Welchen Stellenwert Kwas hat, zeigte sich vor ein paar Jahren bei der Frage, ob er in die Liste alkoholischer Getränke aufgenommen werden müsse. Erst als der Chef des Kwas-Herstellers Otschakowo prophezeit hatte, ein solches Gesetz würde den Verbrauchern schaden und die Produktion zum Erliegen bringen, zeigte Präsidentenberater Arkadij Dworkowitsch klare Kante: Kwas, trotz seiner mitunter etwas mehr als 0,5 Volumenprozent, könne mit Alkoholika nun mal nicht gleichgesetzt werden.

Wladimir Putin hat es dann etwas launisch aber doch getan, vor ein paar Monaten bei einer Pressekonferenz. Da beklagte sich ein Journalist aus Kirow, dass sein Heimatgetränk Wjatskij Kwas es nicht in die gigantischen Supermarktketten schaffe.
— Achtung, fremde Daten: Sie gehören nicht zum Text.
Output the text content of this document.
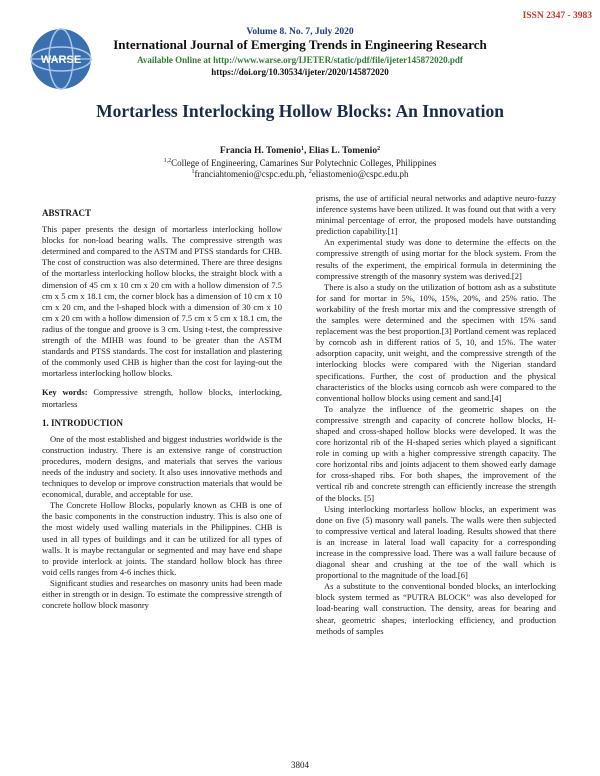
ISSN 2347 - 3983
WARSE
Volume 8. No. 7, July 2020
International Journal of Emerging Trends in Engineering Research
Available Online at http://www.warse.org/IJETER/static/pdf/file/ijeter145872020.pdf
https://doi.org/10.30534/ijeter/2020/145872020
Mortarless Interlocking Hollow Blocks: An Innovation
Francia H. Tomenio$^1$, Elias L. Tomenio$^2$
$^{1,2}$College of Engineering, Camarines Sur Polytechnic Colleges, Philippines
$^1$franciahtomenio@cspc.edu.ph, $^2$eliastomenio@cspc.edu.ph

ABSTRACT

This paper presents the design of mortarless interlocking hollow blocks for non-load bearing walls. The compressive strength was determined and compared to the ASTM and PTSS standards for CHB. The cost of construction was also determined. There are three designs of the mortarless interlocking hollow blocks, the straight block with a dimension of 45 cm x 10 cm x 20 cm with a hollow dimension of 7.5 cm x 5 cm x 18.1 cm, the corner block has a dimension of 10 cm x 10 cm x 20 cm, and the l-shaped block with a dimension of 30 cm x 10 cm x 20 cm with a hollow dimension of 7.5 cm x 5 cm x 18.1 cm, the radius of the tongue and groove is 3 cm. Using t-test, the compressive strength of the MIHB was found to be greater than the ASTM standards and PTSS standards. The cost for installation and plastering of the commonly used CHB is higher than the cost for laying-out the mortarless interlocking hollow blocks.

Key words: Compressive strength, hollow blocks, interlocking, mortarless

1. INTRODUCTION

One of the most established and biggest industries worldwide is the construction industry. There is an extensive range of construction procedures, modern designs, and materials that serves the various needs of the industry and society. It also uses innovative methods and techniques to develop or improve construction materials that would be economical, durable, and acceptable for use.

The Concrete Hollow Blocks, popularly known as CHB is one of the basic components in the construction industry. This is also one of the most widely used walling materials in the Philippines. CHB is used in all types of buildings and it can be utilized for all types of walls. It is maybe rectangular or segmented and may have end shape to provide interlock at joints. The standard hollow block has three void cells ranges from 4-6 inches thick.

Significant studies and researches on masonry units had been made either in strength or in design. To estimate the compressive strength of concrete hollow block masonry

prisms, the use of artificial neural networks and adaptive neuro-fuzzy inference systems have been utilized. It was found out that with a very minimal percentage of error, the proposed models have outstanding prediction capability.[1]

An experimental study was done to determine the effects on the compressive strength of using mortar for the block system. From the results of the experiment, the empirical formula in determining the compressive strength of the masonry system was derived.[2]

There is also a study on the utilization of bottom ash as a substitute for sand for mortar in 5%, 10%, 15%, 20%, and 25% ratio. The workability of the fresh mortar mix and the compressive strength of the samples were determined and the specimen with 15% sand replacement was the best proportion.[3] Portland cement was replaced by corncob ash in different ratios of 5, 10, and 15%. The water adsorption capacity, unit weight, and the compressive strength of the interlocking blocks were compared with the Nigerian standard specifications. Further, the cost of production and the physical characteristics of the blocks using corncob ash were compared to the conventional hollow blocks using cement and sand.[4]

To analyze the influence of the geometric shapes on the compressive strength and capacity of concrete hollow blocks, H-shaped and cross-shaped hollow blocks were developed. It was the core horizontal rib of the H-shaped series which played a significant role in coming up with a higher compressive strength capacity. The core horizontal ribs and joints adjacent to them showed early damage for cross-shaped ribs. For both shapes, the improvement of the vertical rib and concrete strength can efficiently increase the strength of the blocks. [5]

Using interlocking mortarless hollow blocks, an experiment was done on five (5) masonry wall panels. The walls were then subjected to compressive vertical and lateral loading. Results showed that there is an increase in lateral load wall capacity for a corresponding increase in the compressive load. There was a wall failure because of diagonal shear and crushing at the toe of the wall which is proportional to the magnitude of the load.[6]

As a substitute to the conventional bonded blocks, an interlocking block system termed as “PUTRA BLOCK” was also developed for load-bearing wall construction. The density, areas for bearing and shear, geometric shapes, interlocking efficiency, and production methods of samples

3804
Wegen zweier erlittener Gehirnschläge lallte der Mann dabei etwas, weshalb Putin, der davon nichts wusste, ihm zuwarf, er habe wohl selber in der Früh Kwas getrunken. Aber dann destillierte der Präsident zielsicher den Patriotismus heraus, der in dem Thema steckt. Er wisse zwar nicht genau, wie ungesund Cola sei, und er könne sie natürlich auch nicht einfach verbieten. Kwas aber sei russisch und gesund, und das werde die Regierung gewiss unterstützen.

Es dauerte nicht lange, bis die Supermarktketten bestellten.